The friends I camped with in the backcountry of Death Valley this weekend are horsepeople. Two of them are very experienced explorers of the National Park, but my friend, Michelle, and I had never seen the park quite in this way. We tooled around on rocky dirt roads that double for washes during the rainy season and are treacherous enough that most people wouldn’t even attempt to tackle them, even with a four-wheel drive.
Everywhere we went this weekend, we saw what we casually referred to as “burro poop.” Donkey dung was everywhere: on the road we upon which we drove, on the trails we hiked, and even outside the cabin where we stayed, despite the fact that the area was fenced to keep the wild burros out. It seems they like to get close to the cabins in the park and destroy whatever manmade objects they can. Do they hate people, and this is their way of saying so? Or are they just mischievous like my own horses, who will trash anything they can get their teeth on? I think the latter.
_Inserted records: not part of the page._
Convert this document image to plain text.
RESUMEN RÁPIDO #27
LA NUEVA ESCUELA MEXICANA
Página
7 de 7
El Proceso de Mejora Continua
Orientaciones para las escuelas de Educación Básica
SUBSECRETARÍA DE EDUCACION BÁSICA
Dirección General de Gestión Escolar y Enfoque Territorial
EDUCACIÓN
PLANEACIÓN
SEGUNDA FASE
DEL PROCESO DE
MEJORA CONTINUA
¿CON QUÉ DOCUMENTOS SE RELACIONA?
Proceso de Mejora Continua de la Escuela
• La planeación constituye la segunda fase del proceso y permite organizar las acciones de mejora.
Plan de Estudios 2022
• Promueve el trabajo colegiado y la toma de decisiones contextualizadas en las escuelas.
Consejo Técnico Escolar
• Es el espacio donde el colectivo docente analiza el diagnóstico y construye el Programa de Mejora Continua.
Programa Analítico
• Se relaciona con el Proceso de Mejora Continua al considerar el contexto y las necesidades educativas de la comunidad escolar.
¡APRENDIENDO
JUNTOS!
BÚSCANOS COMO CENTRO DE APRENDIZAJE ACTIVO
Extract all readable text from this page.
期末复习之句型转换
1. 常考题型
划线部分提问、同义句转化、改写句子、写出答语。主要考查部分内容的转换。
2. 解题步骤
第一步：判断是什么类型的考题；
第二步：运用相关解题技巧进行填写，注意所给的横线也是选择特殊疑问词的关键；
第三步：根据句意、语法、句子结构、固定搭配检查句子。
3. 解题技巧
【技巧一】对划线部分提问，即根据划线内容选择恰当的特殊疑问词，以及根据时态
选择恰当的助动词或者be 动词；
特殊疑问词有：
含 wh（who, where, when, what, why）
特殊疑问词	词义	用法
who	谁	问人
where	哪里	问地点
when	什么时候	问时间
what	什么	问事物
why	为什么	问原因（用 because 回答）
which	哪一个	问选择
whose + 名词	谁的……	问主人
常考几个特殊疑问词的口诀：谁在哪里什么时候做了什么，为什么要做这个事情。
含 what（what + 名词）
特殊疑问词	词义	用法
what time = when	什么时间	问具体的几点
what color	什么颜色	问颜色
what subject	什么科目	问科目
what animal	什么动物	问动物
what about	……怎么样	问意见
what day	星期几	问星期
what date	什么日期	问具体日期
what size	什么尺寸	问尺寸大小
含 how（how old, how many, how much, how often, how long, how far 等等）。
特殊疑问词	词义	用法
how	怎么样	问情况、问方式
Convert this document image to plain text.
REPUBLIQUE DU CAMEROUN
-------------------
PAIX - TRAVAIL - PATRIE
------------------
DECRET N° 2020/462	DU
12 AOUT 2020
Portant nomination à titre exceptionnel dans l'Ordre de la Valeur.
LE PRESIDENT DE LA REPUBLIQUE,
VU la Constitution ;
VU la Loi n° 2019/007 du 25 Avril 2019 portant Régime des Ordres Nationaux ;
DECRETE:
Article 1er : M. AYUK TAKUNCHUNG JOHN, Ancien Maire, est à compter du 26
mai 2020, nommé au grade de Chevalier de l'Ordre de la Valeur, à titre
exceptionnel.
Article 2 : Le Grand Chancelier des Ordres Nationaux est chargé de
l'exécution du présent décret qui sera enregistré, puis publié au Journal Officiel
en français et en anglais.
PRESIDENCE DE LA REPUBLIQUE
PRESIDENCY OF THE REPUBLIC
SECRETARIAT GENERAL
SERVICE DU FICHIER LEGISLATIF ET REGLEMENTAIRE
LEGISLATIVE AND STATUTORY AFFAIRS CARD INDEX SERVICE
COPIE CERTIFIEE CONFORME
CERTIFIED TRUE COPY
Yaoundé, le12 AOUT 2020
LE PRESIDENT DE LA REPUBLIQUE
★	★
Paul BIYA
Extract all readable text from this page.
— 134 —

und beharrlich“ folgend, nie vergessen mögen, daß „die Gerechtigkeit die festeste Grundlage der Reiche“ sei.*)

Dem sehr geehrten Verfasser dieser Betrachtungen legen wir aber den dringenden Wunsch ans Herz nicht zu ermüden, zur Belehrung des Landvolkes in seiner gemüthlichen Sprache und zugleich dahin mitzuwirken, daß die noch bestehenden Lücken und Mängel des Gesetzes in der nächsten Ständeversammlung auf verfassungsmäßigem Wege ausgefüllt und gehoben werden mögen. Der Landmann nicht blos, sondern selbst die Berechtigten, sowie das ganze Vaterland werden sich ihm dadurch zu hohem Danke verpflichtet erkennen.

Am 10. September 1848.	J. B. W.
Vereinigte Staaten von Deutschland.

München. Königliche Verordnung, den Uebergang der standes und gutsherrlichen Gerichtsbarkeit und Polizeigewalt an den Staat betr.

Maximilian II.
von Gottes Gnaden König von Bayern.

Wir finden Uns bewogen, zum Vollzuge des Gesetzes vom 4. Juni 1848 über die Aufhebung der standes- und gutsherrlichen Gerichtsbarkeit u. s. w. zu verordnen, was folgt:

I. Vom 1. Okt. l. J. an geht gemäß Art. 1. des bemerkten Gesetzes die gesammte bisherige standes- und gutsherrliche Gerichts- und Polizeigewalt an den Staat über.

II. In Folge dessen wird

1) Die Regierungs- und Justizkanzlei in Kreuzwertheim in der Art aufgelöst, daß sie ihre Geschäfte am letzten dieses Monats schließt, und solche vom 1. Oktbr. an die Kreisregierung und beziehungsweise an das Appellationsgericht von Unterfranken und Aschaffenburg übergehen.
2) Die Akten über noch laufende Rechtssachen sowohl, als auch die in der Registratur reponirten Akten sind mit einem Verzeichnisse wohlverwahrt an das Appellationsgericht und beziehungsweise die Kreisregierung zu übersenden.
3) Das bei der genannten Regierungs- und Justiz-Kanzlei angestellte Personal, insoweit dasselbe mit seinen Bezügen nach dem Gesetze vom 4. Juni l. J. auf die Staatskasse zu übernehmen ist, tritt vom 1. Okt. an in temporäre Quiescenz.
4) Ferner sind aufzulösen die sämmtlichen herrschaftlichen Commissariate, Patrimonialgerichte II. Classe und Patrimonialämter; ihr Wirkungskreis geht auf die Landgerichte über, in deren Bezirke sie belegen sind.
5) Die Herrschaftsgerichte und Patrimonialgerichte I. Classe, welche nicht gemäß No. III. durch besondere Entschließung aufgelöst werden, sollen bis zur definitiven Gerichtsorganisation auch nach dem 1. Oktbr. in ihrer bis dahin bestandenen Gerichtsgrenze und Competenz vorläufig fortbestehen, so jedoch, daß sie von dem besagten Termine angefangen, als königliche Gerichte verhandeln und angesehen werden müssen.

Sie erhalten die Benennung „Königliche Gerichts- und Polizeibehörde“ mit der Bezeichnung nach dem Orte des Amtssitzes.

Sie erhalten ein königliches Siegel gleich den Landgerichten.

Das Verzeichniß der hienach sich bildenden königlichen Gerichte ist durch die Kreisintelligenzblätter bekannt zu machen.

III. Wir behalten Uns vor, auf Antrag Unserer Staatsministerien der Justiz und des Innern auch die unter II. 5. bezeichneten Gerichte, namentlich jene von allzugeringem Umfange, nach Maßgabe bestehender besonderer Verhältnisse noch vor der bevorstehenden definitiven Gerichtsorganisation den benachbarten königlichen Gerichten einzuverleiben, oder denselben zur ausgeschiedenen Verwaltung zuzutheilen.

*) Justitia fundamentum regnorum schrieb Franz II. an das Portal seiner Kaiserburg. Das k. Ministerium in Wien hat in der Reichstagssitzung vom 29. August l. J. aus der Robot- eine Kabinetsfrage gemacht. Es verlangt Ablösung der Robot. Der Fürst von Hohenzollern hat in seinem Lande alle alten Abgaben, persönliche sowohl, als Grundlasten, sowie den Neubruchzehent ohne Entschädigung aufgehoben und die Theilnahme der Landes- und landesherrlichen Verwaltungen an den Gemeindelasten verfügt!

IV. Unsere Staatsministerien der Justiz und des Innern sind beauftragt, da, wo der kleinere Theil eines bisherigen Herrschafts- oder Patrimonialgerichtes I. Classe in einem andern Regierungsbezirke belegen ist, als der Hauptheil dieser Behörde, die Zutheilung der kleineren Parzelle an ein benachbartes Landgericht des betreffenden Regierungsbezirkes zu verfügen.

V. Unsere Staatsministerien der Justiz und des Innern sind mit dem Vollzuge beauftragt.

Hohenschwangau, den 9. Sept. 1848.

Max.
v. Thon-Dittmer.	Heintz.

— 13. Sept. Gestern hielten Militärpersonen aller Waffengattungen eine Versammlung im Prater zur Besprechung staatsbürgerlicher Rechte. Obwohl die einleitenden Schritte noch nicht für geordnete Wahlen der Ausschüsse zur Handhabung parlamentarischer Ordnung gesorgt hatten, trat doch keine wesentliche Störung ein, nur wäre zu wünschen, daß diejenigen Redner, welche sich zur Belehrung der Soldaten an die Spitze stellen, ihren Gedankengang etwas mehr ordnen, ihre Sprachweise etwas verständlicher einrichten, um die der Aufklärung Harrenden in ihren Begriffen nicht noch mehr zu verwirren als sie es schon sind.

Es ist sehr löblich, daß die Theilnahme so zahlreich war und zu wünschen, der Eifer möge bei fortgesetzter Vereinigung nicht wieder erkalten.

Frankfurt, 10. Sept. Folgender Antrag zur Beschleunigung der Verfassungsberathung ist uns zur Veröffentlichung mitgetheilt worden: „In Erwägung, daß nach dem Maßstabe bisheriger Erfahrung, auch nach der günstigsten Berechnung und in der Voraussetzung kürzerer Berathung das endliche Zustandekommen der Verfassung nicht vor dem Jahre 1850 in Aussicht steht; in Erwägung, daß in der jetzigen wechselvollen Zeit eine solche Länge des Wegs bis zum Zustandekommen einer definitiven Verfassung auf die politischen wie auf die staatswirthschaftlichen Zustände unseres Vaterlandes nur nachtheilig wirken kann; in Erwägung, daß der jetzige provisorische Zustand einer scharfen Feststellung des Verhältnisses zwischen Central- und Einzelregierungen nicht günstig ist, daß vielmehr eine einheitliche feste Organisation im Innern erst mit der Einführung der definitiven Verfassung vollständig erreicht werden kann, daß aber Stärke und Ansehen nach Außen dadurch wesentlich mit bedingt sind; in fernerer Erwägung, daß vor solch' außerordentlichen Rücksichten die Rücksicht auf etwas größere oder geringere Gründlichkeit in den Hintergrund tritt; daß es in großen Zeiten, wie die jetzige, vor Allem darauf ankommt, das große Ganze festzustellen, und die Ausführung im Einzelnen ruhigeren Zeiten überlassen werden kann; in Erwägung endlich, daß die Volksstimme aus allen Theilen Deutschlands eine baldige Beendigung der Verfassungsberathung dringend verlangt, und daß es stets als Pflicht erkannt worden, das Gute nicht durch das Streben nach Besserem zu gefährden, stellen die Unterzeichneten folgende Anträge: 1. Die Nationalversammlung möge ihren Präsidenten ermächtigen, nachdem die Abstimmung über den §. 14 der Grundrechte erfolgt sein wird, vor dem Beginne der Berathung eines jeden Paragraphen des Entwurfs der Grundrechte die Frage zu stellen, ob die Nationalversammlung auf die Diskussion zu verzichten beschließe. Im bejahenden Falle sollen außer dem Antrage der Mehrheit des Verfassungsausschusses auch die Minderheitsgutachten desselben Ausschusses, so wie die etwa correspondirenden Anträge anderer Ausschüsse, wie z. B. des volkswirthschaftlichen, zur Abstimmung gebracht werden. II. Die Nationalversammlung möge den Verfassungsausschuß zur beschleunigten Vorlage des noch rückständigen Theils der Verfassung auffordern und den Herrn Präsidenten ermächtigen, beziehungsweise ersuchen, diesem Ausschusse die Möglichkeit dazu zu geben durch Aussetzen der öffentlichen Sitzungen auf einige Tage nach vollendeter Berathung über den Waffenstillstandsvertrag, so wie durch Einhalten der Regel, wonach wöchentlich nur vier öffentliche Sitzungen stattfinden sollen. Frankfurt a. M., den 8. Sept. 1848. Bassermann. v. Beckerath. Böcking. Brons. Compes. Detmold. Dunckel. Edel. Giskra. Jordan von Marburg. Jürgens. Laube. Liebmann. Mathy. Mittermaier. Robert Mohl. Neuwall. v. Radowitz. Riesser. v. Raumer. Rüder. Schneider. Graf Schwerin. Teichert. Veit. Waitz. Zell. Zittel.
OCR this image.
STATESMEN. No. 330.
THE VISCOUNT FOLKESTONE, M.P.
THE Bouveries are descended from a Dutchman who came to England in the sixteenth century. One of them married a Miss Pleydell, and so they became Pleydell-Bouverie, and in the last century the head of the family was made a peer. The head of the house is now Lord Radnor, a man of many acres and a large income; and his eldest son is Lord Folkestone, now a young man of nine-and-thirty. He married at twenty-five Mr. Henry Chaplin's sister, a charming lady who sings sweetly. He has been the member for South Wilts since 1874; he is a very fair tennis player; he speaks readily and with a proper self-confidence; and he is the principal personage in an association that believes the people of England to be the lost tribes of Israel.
As we drove and hiked through the valley all weekend, Michelle and I constantly scanned the horizon. We searched for wild burros high and low, but to no avail. Their poop taunted us, as if they were saying “See, we were here, but now we’re not. You are just not smart enough to find us.” Our desert denizen companions felt compelled to regale us with stories of all the many times they have seen burros while in the valley, and after a while, it almost felt like they were rubbing it in.
On Sunday afternoon, as we drove out of the National Park, I knew my chance of seeing a burro on that trip was gone. But I will not accept defeat. Instead, I’m already thinking about how I can get back to Death Valley so I can try it again.